Título: BC pode ter de usar o Proer no Banco Santos
Autor: Cleide Carvalho e Eduardo Diniz
Fonte: O Globo, 24/11/2004, Economia, p. 29

O governo Lula pode ter de aplicar no Banco Santos um instrumento cujo uso na gestão Fernando Henrique Cardoso foi ferrenhamente condenado pelos petistas: o Programa de Estímulo à Reestruturação e ao Fortalecimento do Sistema Financeiro Nacional (Proer). As pressões para uma solução que não seja a liquidação pura e simples do banco crescem apesar de não haver indícios de que o sistema financeiro esteja em risco por causa de um banco considerado de porte menor como o Santos, mas o número de empresas e pessoas jurídicas afetadas pela liquidação está se mostrando maior que o estimado inicialmente, aumentando o peso do problema sobre as autoridades.

O Banco Central está analisando os números da instituição e, na sexta-feira passada, reduziu os depósitos compulsórios exigidos de bancos pequenos, afetados indiretamente pela liquidação do Santos, para reforçar a liquidez dessas instituições e evitar qualquer problema, numa medida muito elogiada pelo mercado e que trouxe tranqüilidade ao setor financeiro.

A ação do BC até agora tem sido vista como muito positiva e agentes de mercado mais experientes consideram que os ¿problemas com o Santos são normais neste tipo de liquidação¿.

Rafael Guedes, diretor-executivo da agência Fitch no Brasil ¿ que divulgou ontem relatório sobre o efeito Santos sobre os bancos brasileiros ¿ se diz tranqüilo e explica que, do ponto de vista de crédito, não encontrou problemas semelhantes ao do Santos em nenhum dos 50 bancos monitorados pela agência.

Os desafios sobre o BC e o governo, no entanto, ganharam complexidade. A auditoria KPMG informou na segunda-feira que está criando um comitê de credores do Banco Santos, atendendo a pedidos de investidores, empresas e grupos de correntistas que dizem ter US$ 100 milhões (considerando-se apenas o número relativo às adesões até sexta-feira) a receber da instituição. Segundo a KPMG, os objetivos do comitê são, em última instância, ¿buscar alternativas para impedir uma eventual liquidação do banco¿.
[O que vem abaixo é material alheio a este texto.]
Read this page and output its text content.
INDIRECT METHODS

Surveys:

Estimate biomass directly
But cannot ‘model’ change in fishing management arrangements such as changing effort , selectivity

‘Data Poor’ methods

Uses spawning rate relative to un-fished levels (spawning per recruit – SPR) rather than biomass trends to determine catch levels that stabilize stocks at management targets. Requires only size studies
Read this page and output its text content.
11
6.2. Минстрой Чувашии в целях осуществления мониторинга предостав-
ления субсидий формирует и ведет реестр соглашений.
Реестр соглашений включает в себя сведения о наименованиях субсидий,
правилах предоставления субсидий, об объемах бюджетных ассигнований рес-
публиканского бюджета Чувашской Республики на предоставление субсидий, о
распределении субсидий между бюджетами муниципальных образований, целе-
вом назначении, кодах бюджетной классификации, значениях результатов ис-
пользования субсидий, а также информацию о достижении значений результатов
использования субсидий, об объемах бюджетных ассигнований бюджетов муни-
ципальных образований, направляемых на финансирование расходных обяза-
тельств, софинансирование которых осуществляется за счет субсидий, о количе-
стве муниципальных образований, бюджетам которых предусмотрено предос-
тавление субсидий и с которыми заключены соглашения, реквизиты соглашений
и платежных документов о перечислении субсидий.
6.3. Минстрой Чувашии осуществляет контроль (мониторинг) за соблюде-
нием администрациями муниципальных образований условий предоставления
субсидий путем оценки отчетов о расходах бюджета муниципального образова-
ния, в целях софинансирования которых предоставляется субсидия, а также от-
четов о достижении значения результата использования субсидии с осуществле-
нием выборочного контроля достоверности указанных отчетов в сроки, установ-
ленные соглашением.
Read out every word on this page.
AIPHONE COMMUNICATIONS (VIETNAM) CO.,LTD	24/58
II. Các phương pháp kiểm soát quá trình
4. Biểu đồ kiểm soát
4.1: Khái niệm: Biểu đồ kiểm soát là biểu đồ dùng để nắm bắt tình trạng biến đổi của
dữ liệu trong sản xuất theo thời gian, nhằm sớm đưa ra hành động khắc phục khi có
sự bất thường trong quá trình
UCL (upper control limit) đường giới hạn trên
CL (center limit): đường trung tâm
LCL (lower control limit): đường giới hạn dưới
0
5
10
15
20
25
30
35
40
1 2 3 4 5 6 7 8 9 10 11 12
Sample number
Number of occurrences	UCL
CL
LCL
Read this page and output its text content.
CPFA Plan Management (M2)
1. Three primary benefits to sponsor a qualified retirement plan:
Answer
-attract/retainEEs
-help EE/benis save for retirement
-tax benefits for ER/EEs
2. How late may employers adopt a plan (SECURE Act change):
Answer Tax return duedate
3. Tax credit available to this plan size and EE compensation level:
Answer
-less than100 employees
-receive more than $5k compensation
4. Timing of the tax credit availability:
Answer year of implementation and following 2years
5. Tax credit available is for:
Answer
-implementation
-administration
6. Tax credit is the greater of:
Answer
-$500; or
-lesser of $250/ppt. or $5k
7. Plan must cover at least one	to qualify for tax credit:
O uso do Proer está previsto no processo de liquidação, mas fontes do setor financeiro informam que o BC ainda age no sentido de buscar uma solução de mercado, como a ¿compra¿ do Santos por um grande banco. O problema é que nenhuma instituição estaria disposta a injetar recursos próprios na operação.

Na carteira de crédito do banco estão pelo menos R$ 1,395 bilhão de créditos que têm classificação de risco ¿C¿, quatro degraus abaixo do melhor nível, o AA. Na avaliação de analistas do mercado financeiro, trata-se, na verdade, de créditos insolventes. Nos fundos administrados pelo banco estaria também uma parcela de recursos que pode estar lastreada em créditos e papéis da própria instituição.

São cerca de 2.500 clientes com investimentos no Santos. E são justamente eles que tornam a situação do governo petista mais delicada, criando resistências à liquidação pura e simples. E mais: de acordo com informações do mercado, publicadas pelo jornal "Valor", os fundos de renda fixa já teriam perdido cerca de R$ 200 milhões por causa da intervenção. O montante se refere a CDBs do banco que os fundos tinham em carteira e que tiveram seu valor de mercado atualizado para perto de zero. O impacto na rentabilidade de alguns fundos derrubou o ganho médio das carteiras de renda fixa na semana passada para 0,17%, bem abaixo do 0,21% dos fundos DI. Alguns fundos chegaram a perder quase 20% em um só dia. Só do Banco da Amazônia, quatro fundos de investimento com patrimônio total de R$ 115,3 milhões estão bloqueados para resgates, por determinação da Comissão de Valores Mobiliários (CVM).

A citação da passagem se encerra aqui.